Les lois restrictives, la censure et les coupures de l’accès à Internet dans le monde entier continuent d’avoir un impact sur les droits des enfants à l’information, à la liberté d’expression, au respect de la vie privée et à l’éducation.
J’appelle les gouvernements à prendre des mesures plus décisives et à placer fermement l’intérêt supérieur et les droits des enfants au cœur de leurs politiques et de leurs approches.
Les gouvernements doivent également faire davantage pour obliger les entreprises à rendre des comptes.
De leur côté, les entreprises doivent jouer un rôle beaucoup plus important. Nous savons que de nombreux algorithmes intégrés aux outils et plateformes en ligne utilisent les enfants, dans le but d’élargir et de maintenir des bases d’utilisateurs à des fins lucratives.
Les entreprises technologiques doivent intégrer le respect des droits de l’enfant dans la conception et la mise en œuvre des outils et plateformes numériques, et doivent fournir des garanties adéquates et des garde-fous beaucoup plus élaborés pour leur protection.
Nous devons nous efforcer de créer des environnements en ligne qui permettent aux enfants d’interagir et de s’épanouir, à l’abri des comportements en ligne néfastes et addictifs ou de la comparaison incessante avec leurs pairs.

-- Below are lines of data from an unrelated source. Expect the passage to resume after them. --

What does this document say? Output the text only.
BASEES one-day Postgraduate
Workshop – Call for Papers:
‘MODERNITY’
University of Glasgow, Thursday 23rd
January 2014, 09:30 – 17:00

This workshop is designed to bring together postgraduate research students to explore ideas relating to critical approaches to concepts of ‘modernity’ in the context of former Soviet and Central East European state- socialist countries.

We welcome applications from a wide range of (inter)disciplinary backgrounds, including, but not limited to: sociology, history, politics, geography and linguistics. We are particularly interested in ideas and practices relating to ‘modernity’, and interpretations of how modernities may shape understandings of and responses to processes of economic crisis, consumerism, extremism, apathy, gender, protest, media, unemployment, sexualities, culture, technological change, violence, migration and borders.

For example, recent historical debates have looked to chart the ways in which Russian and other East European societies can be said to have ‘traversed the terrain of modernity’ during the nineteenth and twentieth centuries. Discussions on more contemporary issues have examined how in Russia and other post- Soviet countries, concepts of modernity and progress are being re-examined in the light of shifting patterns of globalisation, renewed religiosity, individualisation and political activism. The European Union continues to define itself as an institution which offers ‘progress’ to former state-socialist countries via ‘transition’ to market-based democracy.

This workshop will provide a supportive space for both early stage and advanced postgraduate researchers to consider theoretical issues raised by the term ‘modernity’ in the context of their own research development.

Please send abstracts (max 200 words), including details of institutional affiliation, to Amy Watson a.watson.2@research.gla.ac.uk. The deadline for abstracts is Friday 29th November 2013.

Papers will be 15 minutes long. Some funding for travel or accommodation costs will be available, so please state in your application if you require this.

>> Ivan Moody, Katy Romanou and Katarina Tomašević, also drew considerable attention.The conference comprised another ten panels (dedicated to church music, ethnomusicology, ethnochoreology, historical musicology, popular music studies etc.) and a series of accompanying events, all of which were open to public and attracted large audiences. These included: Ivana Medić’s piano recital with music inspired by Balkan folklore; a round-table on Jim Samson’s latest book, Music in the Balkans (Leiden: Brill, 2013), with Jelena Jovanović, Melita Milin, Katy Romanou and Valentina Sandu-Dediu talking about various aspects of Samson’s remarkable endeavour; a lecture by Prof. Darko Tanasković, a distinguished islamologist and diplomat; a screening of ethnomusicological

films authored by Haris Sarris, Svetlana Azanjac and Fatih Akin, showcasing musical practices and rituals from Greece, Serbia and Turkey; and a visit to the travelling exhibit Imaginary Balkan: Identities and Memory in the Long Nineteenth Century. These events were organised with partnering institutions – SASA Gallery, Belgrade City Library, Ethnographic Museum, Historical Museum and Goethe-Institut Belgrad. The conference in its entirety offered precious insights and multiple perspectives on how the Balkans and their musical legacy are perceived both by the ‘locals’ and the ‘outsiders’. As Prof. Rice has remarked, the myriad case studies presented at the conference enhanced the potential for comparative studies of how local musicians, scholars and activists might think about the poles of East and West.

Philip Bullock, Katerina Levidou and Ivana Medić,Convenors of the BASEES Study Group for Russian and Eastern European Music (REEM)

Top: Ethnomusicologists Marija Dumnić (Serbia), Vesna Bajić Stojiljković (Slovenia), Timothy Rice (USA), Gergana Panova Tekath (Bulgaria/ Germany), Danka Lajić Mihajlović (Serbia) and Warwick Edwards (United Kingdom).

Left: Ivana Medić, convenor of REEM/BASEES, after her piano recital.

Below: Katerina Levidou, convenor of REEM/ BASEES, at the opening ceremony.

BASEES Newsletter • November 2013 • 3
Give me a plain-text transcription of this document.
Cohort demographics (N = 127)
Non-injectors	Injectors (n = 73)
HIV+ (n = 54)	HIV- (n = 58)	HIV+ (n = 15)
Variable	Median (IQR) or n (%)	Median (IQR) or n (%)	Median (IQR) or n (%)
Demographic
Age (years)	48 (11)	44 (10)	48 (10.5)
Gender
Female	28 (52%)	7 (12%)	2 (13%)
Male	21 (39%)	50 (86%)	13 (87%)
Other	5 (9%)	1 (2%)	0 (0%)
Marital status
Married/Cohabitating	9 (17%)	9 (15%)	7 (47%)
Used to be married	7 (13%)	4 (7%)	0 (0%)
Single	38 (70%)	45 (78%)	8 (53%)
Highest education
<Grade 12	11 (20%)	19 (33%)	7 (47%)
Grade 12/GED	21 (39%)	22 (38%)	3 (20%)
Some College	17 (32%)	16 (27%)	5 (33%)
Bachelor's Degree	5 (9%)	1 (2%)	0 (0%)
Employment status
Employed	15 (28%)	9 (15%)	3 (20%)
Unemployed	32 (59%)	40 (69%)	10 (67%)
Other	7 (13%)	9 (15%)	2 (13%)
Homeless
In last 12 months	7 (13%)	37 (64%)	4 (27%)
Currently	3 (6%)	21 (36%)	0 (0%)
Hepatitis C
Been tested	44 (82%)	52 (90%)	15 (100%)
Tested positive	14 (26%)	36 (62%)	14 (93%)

Les gouvernements et les entreprises ont également la responsabilité de combler le fossé numérique, un écart qui aggrave les discriminations et les inégalités, en particulier au sein des pays du Sud et entre les pays du Sud et les pays du Nord.
Monsieur le Président, jeunes amis,
Les enfants de notre planète sont notre avenir. Vous êtes également notre présent.
Vous ne pouvez pas être réduits à une « base d’utilisateurs » privée de tout rôle humain.
Vos droits doivent être protégés, y compris le droit d’être entendu.
Nous avons besoin de la participation des enfants, de votre énergie et de votre volonté de changer ce monde pour le meilleur, en ligne comme hors ligne.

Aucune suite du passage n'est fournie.